Levantó la cabeza para mirarle. Estaba cavando en el suelo de su mente, y estaba totalmente preparada para interpretar incluso esa simple palabra no como una expresión de cariño hacia ella, sino como una reprimenda por no haber sido lo suficientemente cuidadosa. Sólo se detuvo a hacerlo porque también detectó una profunda desesperación y alivio en su voz al mismo tiempo.

—Pensé que te perdería para siempre —susurró en voz baja como si estuviera haciendo una confesión; parecía estar dando voz a regañadientes a pensamientos difíciles—. Tenía tanto miedo.

Alfonso de Carlo no temía a nada, o al menos eso les parecía a los demás. Era el victorioso líder de los cruzados: Alfonso Casco Nero, capaz de construir una torre con las cabezas de los herejes que había eliminado. Incluso el rey de su país se andaba con pies de plomo ante este joven general, famoso en todo el continente central y único heredero legítimo de un antiguo reino.

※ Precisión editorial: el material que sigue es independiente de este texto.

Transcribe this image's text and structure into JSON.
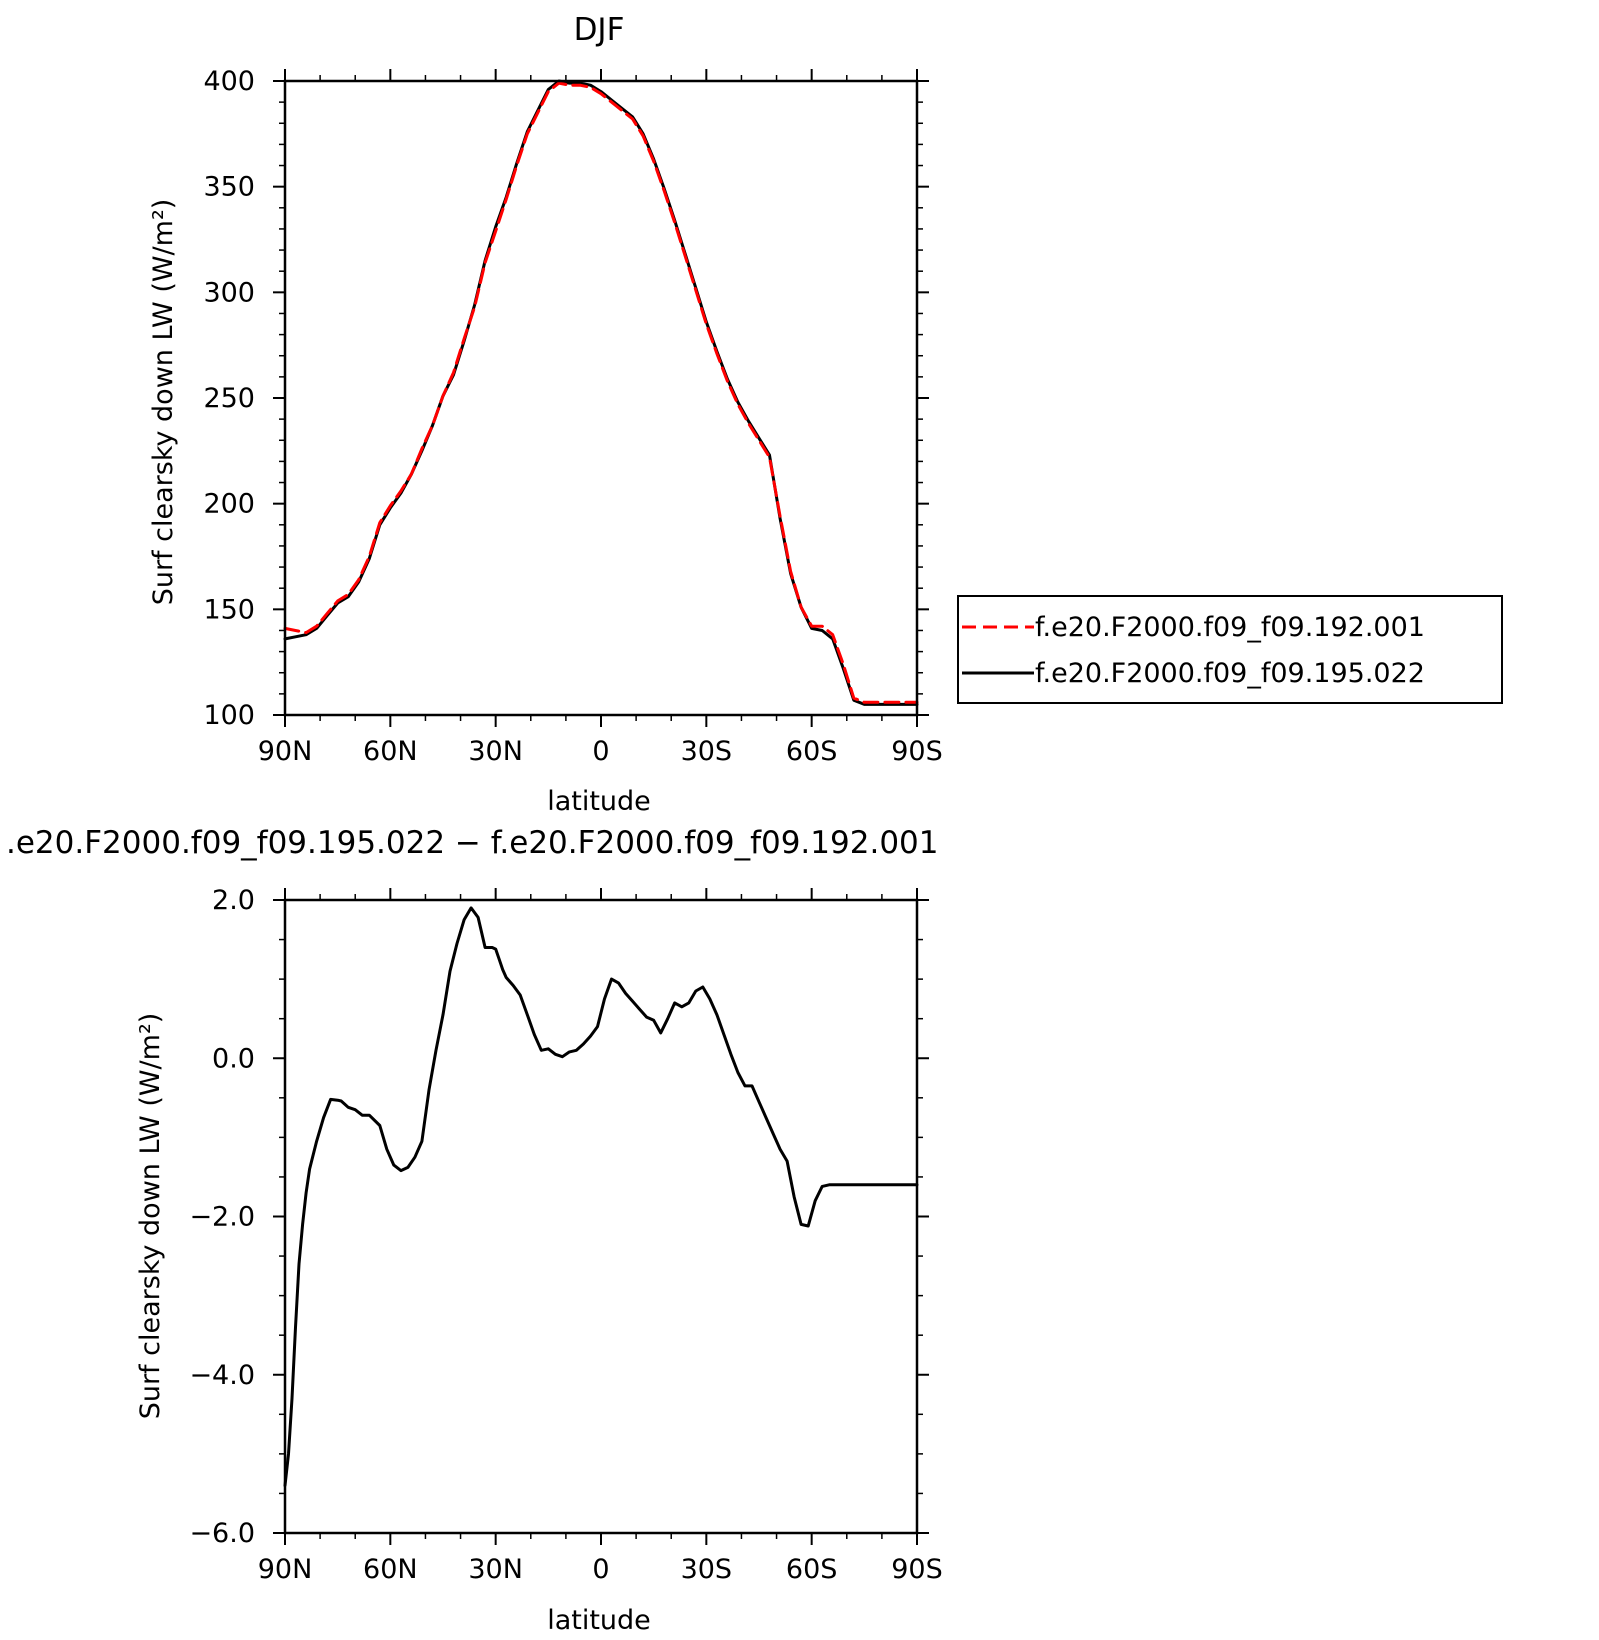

También necesitaba parecer intrépido. Tenía 800 caballeros a su servicio, además de los sirvientes que trabajaban en el palacio del príncipe, y ahora también tenía una esposa. Si mostraba debilidad, todos en su campamento serían menospreciados junto con él.

Por eso el corazón de Ariadne se hundió como una piedra ante su confesión.

—Alfonso...

Admitir que tenía miedo debía de ser lo más difícil de decir para él. Una vez que se dio cuenta de cómo se sentía, se sintió abrumada por la tristeza que le producían las luchas que debía haber soportado.

—Lo siento...

Ella extendió suavemente la mano para abrazarlo. Estaba pálido como un fantasma, pero en aquel frío palacio, el calor de su cuerpo era lo único que proporcionaba calidez.

—Lo siento... —susurró una vez más. Ella también se imaginaba quedarse sola si Alfonso se desplomaba, inconsciente. La idea era horrible. No podría vivir sin él. No podía creer que le hubiera hecho pasar por eso...

—Sí, deberías sentirlo —respondió con voz grave.

Ella le miró, sobresaltada; sus brazos permanecieron alrededor de él. De repente, había vuelto a perder los nervios.

—¿Sabes lo alarmado que me quedé cuando vi aquel charco de sangre? —continuó. Alfonso era un guerrero curtido en mil batallas; estaba acostumbrado a la sangre humana. No pestañeaba al verse bañado en la sangre de herejes. Esto no se debía a que fuera una persona especialmente cruel, sino a que en algún momento se había convertido en algo habitual para él ver morir a la gente y que le cortaran los miembros.

Sin embargo, cuando el comedor del palacio se había empapado de sangre -y de la sangre de Ariadne para colmo-, había vuelto a ser un niño, un niño que veía sangrar a un humano por primera vez. Una sangre que no estaba dispuesto a derramar.

—El médico dijo que tu vida no corría peligro, pero... No tenía vida.

Omitió la explicación de lo que había hecho después de perderlo. No se atrevía a decirle a Ariadne que había hecho azotar a su hermana hasta casi matarla.

Pero Ariadne sacó el tema primero.

—¿Qué pasó con Isabella?

Era un tema ineludible.

—Castigué a la condesa Contarini —respondió escuetamente—, Y... tuvimos un hijo.

'Oh. Tenía razón'. Cerró suavemente los ojos.

—No pasa nada, estás a salvo —la consoló—, No te metas en nada peligroso nunca más —la estrechó contra sí y entonó—: Si te fueras... si no te protegiera.... Entonces sí que perdería la razón.

Inclinó la cabeza, y grandes lágrimas gotearon de su rostro.

Ariadne abrazó en silencio a su marido. Permanecieron así largo rato, buscando sólo el calor del otro en el silencio. Ninguno de los dos sabía qué decir, y ninguno de los dos podía revelar sus pensamientos más íntimos. El amor y la voluntad de sincerarse eran emociones distintas.

Alfonso se sintió agradecido cuando alguien le llamó desde fuera de la habitación.

—Alteza —no levantó la vista; era el señor Manfredi—. Le pido disculpas por interrumpir su importante conversación. El representante del pueblo que mencioné antes ha venido a verle. Ha estado esperando durante mucho tiempo.

Manfredi también se inclinó ante la demacrada Ariadne.

—Gracias a Dios que estáis a salvo, Alteza. Vuestro padre os ha estado esperando fuera.